- The risk-off mood, sliding US bond yields assisted gold to gain some traction on Wednesday.
- The underlying bullish sentiment around the USD kept a lid on any further gains for the metal.
Gold quickly reversed an early Asian session dip to weekly lows and was last seen trading with modest gains, just above the $1730 level.
A combination of supporting factors assisted the precious metal to gain some traction on Wednesday and recovered a part of the previous day’s losses. This also marks the first day of a positive move in the previous three, though any meaningful upside still seems elusive.
Investors remained cautious amid a spike in COVID-19 infections and a string of renewed lockdown measures in Europe. This was evident from a weaker trading sentiment around the equity markets, which was seen as one of the key factors that benefitted the safe-haven XAU/USD.

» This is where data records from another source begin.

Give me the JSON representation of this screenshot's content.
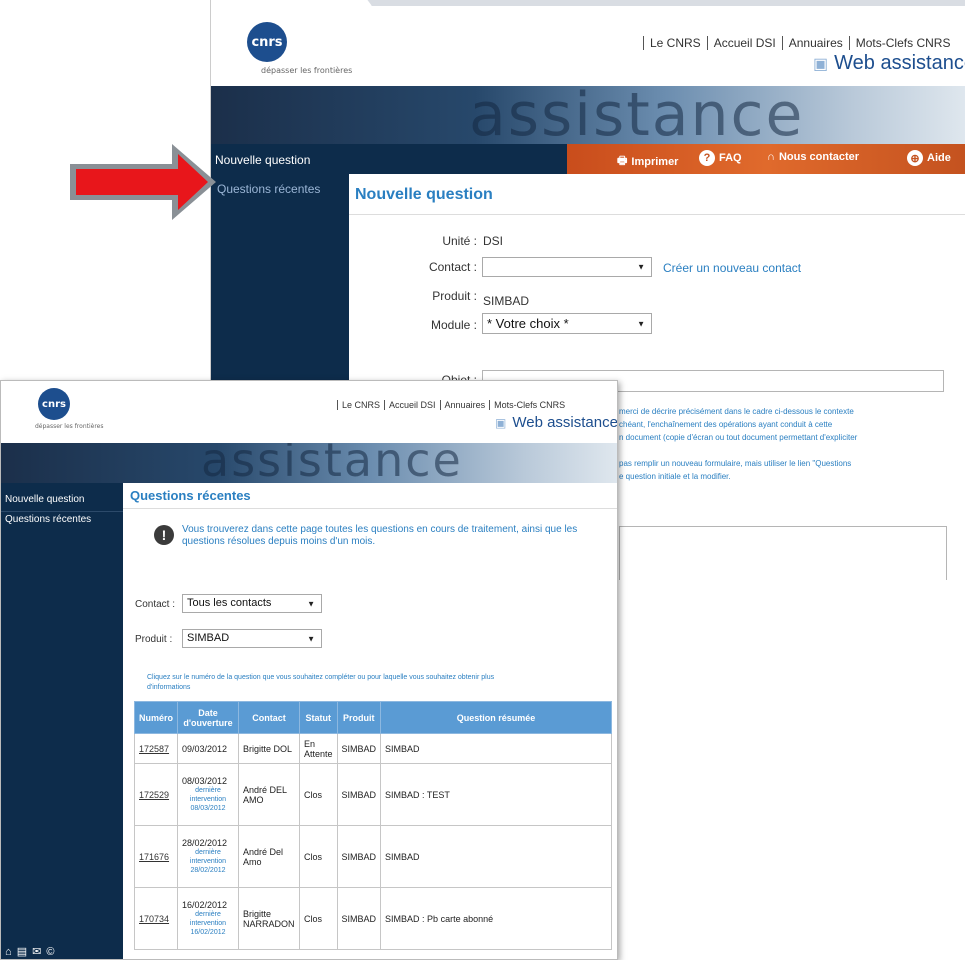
{
  "header": {
    "logo_text": "cnrs",
    "logo_tagline": "dépasser les frontières",
    "top_links": [
      "Le CNRS",
      "Accueil DSI",
      "Annuaires",
      "Mots-Clefs CNRS"
    ],
    "web_assistance": "Web assistance",
    "banner_word": "assistance"
  },
  "back_window": {
    "nav_tools": {
      "print": "Imprimer",
      "faq": "FAQ",
      "contact": "Nous contacter",
      "help": "Aide"
    },
    "sidebar": {
      "new_question": "Nouvelle question",
      "recent_questions": "Questions récentes"
    },
    "page_title": "Nouvelle question",
    "form": {
      "unit_label": "Unité :",
      "unit_value": "DSI",
      "contact_label": "Contact :",
      "contact_value": "",
      "create_contact_link": "Créer un nouveau contact",
      "product_label": "Produit :",
      "product_value": "SIMBAD",
      "module_label": "Module :",
      "module_value": "* Votre choix *",
      "object_label": "Objet :"
    },
    "help_lines": [
      "merci de décrire précisément dans le cadre ci-dessous le contexte",
      "chéant, l'enchaînement des opérations ayant conduit à cette",
      "n document (copie d'écran ou tout document permettant d'expliciter",
      "",
      "pas remplir un nouveau formulaire, mais utiliser le lien \"Questions",
      "e question initiale et la modifier."
    ]
  },
  "front_window": {
    "sidebar": {
      "new_question": "Nouvelle question",
      "recent_questions": "Questions récentes"
    },
    "page_title": "Questions récentes",
    "info_line1": "Vous trouverez dans cette page toutes les questions en cours de traitement, ainsi que les",
    "info_line2": "questions résolues depuis moins d'un mois.",
    "contact_label": "Contact :",
    "contact_value": "Tous les contacts",
    "product_label": "Produit :",
    "product_value": "SIMBAD",
    "note_line1": "Cliquez sur le numéro de la question que vous souhaitez compléter ou pour laquelle vous souhaitez obtenir plus",
    "note_line2": "d'informations",
    "table": {
      "headers": [
        "Numéro",
        "Date d'ouverture",
        "Contact",
        "Statut",
        "Produit",
        "Question résumée"
      ],
      "rows": [
        {
          "num": "172587",
          "date": "09/03/2012",
          "sub1": "",
          "sub2": "",
          "sub3": "",
          "contact": "Brigitte DOL",
          "status": "En Attente",
          "product": "SIMBAD",
          "summary": "SIMBAD"
        },
        {
          "num": "172529",
          "date": "08/03/2012",
          "sub1": "dernière",
          "sub2": "intervention",
          "sub3": "08/03/2012",
          "contact": "André DEL AMO",
          "status": "Clos",
          "product": "SIMBAD",
          "summary": "SIMBAD : TEST"
        },
        {
          "num": "171676",
          "date": "28/02/2012",
          "sub1": "dernière",
          "sub2": "intervention",
          "sub3": "28/02/2012",
          "contact": "André Del Amo",
          "status": "Clos",
          "product": "SIMBAD",
          "summary": "SIMBAD"
        },
        {
          "num": "170734",
          "date": "16/02/2012",
          "sub1": "dernière",
          "sub2": "intervention",
          "sub3": "16/02/2012",
          "contact": "Brigitte NARRADON",
          "status": "Clos",
          "product": "SIMBAD",
          "summary": "SIMBAD : Pb carte abonné"
        }
      ]
    },
    "bottom_icons": "⌂ ▤ ✉ ©"
  },
  "colors": {
    "navy": "#0d2c4b",
    "blue_link": "#2a7fc1",
    "table_header": "#5a9bd4",
    "orange_bar": "#d85e26",
    "arrow_red": "#e8161b",
    "arrow_border": "#8a9096"
  }
}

The risk-off mood, along with easing inflation worries contributed to the ongoing slide in the US Treasury bond yields. In fact, the yield on the benchmark 10-year US government bond retreated further from over one-year tops and extended some additional support to the non-yielding yellow metal.
The Fed Chair Jerome Powell, testifying before the House Financial Services Committee on Tuesday, downplayed the risks that economic growth would spur unwanted inflation. Powell, however, remained optimistic about the outlook and expected the economy to surge in the coming months.
Meanwhile, the supporting factors, to a larger extent, were offset by the underlying bullish sentiment around the US dollar. This seemed to be the only factor capping gains for the dollar-denominated commodity, warranting some caution before positioning for any further gains.
Market participants now look forward to the release of flash PMI prints from the Eurozone and the US. This, along with Powell’s second day of testimony before the Senate Banking Committee, might influence the USD price dynamics and produce some trading opportunities around the XAU/USD.